At this point its probably a good idea to mention that I have a 4 Tb system, plus four mounted NFS folders with many Gb of content.
Either way, the only thing that remains is to identify which cron job is launching updatedb:
me@beryllium:~$ egrep "updatedb" /etc/cron.*/* /etc/cron.daily/locate:# Please consult updatedb(1) and /usr/share/doc/locate/README.Debian /etc/cron.daily/locate:[ -e /usr/bin/updatedb.findutils ] || exit 0 /etc/cron.daily/locate:# filesystems which are pruned from updatedb database /etc/cron.daily/locate:# paths which are pruned from updatedb database /etc/cron.daily/locate:if [ -r /etc/updatedb.findutils.cron.local ] ; then /etc/cron.daily/locate: . /etc/updatedb.findutils.cron.local /etc/cron.daily/locate: cd / && nice -n ${NICE:-10} updatedb.findutils 2>/dev/null
Solution:
locate is a powerful command which I use frequently, but I'd be happy to change the frequency of updatedb to once per week instead of once per day, especially if running it takes hours.

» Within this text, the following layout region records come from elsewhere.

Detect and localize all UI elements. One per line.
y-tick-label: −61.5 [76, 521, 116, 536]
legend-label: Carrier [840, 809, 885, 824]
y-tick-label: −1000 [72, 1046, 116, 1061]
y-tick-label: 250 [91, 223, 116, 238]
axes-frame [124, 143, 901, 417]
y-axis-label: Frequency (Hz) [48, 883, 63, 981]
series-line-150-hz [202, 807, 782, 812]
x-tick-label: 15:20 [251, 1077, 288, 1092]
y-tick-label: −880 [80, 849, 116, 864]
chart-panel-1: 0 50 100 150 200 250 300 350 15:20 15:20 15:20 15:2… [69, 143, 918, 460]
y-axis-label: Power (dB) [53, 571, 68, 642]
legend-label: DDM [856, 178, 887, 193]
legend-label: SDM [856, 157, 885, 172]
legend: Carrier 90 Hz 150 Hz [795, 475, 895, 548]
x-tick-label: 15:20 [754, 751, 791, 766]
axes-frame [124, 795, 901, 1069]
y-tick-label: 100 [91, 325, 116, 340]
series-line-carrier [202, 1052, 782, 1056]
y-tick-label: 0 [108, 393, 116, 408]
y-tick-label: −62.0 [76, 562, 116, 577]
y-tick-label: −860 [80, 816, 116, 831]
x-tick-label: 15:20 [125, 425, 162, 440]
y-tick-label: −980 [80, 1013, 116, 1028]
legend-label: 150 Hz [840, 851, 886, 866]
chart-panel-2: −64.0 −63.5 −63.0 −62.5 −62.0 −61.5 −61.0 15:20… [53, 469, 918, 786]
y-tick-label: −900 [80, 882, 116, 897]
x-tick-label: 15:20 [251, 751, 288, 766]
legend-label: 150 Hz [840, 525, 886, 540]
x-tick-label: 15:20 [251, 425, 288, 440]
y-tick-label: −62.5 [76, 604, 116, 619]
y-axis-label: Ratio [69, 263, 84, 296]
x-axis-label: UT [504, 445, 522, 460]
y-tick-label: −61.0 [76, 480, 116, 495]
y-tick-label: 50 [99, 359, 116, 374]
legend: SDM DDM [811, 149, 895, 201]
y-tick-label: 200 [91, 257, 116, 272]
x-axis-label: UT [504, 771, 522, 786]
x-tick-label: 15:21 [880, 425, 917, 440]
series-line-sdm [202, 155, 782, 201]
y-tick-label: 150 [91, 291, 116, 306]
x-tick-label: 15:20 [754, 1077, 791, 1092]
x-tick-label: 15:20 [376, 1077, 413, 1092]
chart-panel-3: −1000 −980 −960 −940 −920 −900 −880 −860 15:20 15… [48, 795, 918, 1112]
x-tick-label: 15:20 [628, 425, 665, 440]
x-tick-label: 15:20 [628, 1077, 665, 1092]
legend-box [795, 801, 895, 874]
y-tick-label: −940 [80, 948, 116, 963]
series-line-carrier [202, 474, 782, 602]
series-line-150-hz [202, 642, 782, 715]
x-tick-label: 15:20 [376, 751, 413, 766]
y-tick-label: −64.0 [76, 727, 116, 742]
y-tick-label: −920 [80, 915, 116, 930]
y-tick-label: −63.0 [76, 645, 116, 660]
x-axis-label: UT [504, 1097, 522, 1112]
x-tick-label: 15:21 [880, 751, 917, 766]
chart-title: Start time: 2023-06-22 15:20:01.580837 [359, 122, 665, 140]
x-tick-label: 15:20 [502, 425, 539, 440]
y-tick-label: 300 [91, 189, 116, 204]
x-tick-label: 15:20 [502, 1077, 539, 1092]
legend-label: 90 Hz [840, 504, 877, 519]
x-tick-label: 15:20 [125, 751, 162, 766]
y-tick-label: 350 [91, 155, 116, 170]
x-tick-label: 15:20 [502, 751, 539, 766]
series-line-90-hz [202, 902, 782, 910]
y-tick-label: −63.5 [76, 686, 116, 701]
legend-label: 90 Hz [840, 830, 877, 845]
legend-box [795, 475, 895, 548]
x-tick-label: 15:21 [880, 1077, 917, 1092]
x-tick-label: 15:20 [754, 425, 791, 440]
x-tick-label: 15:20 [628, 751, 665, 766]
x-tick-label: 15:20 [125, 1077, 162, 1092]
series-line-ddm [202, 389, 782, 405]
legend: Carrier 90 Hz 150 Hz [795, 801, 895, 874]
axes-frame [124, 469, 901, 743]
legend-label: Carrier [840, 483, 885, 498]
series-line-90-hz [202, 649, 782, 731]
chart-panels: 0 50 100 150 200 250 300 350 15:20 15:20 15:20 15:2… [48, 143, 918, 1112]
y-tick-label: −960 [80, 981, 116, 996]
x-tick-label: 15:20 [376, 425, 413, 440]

sudo mv /etc/cron.daily/locate /etc/cron.weekly/locate
We can also work on excluding paths.
me@beryllium:~$ cat /etc/cron.weekly/locate |grep PRUNE PRUNEFS="NFS nfs nfs4 afs binfmt_misc proc smbfs autofs iso9660 ncpfs coda devpts ftpfs devfs mfs shfs sysfs cifs lustre_lite tmpfs usbfs udf ocfs2" PRUNEPATHS="/tmp /usr/tmp /var/tmp /afs /amd /alex /var/spool /sfs /media /var/lib/schroot/mount" export FINDOPTIONS PRUNEFS PRUNEPATHS NETPATHS LOCALUSER
So my NFS folders are already excluded through PRUNEFS, but it might be worth throwing more paths into PRUNEPATHS. In my case I'm quite happy with a full run every week.
Update: I also discovered that I'd put an updatedb job manually in /etc/crontab which was run once every three hours. The cron.daily script was run at 6 am, and so was unlikely to cause slowdown during times when I'm actually at work. Instead it was the script I'd set up myself that was the culprit.